Academy Award Nominee, Best Writing, Screenplay Based on Material Previously Produced or Published, Ted Elliott, Terry Rossio, Joe Stillman and Roger S.H. Schulman, 2002.
Nominee, Best Comedic Performance, Mike Myers, MTV Movie Awards, 2002.
Nominee, Best Comedic Performance, Eddie Murphy, MTV Movie Awards, 2002.
Nominee, Best Movie, MTV Movie Awards, 2002.
Nominee, Best On-Screen Team, Mike Myers, Eddie Murphy and Cameron Diaz, MTV Movie Awards, 2002.
Nominee, Black Reel Award, Best Supporting Actor, Eddie Murphy, 2002.
- Originally Released in 2001.
- Running Time: 89 minutes.
Cartoon Production Information:
The film grossed $267.7 million in domestic box office sales, making it the third highest-grossing movie of 2001. Home video sales were huge.

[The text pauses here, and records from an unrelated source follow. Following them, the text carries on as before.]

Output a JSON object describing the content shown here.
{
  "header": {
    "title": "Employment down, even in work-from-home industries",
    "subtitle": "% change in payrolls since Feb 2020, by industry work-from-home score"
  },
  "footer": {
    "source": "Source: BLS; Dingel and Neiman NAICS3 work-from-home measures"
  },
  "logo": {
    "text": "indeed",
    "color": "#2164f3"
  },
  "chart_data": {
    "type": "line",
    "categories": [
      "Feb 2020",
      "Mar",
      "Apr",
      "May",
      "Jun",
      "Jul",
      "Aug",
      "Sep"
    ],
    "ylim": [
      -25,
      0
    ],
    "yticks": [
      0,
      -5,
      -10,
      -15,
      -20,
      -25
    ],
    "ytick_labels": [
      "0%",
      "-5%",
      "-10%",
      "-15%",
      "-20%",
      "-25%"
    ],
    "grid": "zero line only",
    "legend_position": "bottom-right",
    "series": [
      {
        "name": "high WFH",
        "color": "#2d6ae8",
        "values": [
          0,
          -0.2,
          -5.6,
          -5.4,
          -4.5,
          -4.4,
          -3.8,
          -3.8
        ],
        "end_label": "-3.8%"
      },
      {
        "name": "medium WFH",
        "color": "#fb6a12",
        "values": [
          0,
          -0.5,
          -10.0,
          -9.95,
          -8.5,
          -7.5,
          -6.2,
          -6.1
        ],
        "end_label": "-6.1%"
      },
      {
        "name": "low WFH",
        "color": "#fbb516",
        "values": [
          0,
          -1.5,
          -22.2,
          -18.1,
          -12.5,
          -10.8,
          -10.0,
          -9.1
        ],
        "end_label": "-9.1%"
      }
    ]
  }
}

Yes, it does take some well-earned potshots at Disney icons, and I also noticed a few nods to Monty Python and the Holy Grail and even Citizen Kane. But what Shrek most resembles- in spirit- are the irreverent "Fractured Fairy Tales" that Jay Ward produced for TV. Like those classics, Shrek is kind enough to (a) use its satire as throwaway gags, rather than loudly calling attention to its genius, and (b) assume, like all the best cartoons, that both adults and children can enjoy a well-made, hilarious animated movie.
The story has great fun with turning fairy-tale conventions on its head, starting with the "Once upon a time" tale which the ogre Shrek (voiced by Mike Myers) reads so sweetly and then ends up using as... well, perhaps I shouldn't say it here. Suffice to say, the movie turns a lot of cliches about love's first kiss inside out by way of demonstrating that, by golly, true love really can come to those who wait, even ogres.
In the meantime, Shrek acquires a sidekick (a donkey with the voice of Eddie Murphy) who himself is enough of a wink at Disney cliches, in that he is actually funny and has a personality. Shrek and the donkey save an imprisoned princess (Cameron Diaz), and that would be enough story for most cartoons right there. But by the time the princess is saved, the movie is only one-third finished, and the princess is an original enough character to be annoyed at the manner of her rescue.
And that is the charm of Shrek, because just when it seems to follow familiar paths, you find that the movie's makers have quite a few surprises to unfurl. Like the best animated films. Shrek has densely filled landscapes, characters, and plot twists that make most of its live-action movie competitors look puny in comparison.
Kudos are richly deserved all around, from the great voice actors (including John Lithgow as a snotty and diminutive prince), to skillful directors Vicki Jenson and Andrew Adamson (never is a shot too lingering or too short), to the gifted writers who adapted the original children's book- and to DreamWorks Pictures, which has tried hard the last couple of years to be a contender and pretender to the Disney throne. This time, they might just have succeeded.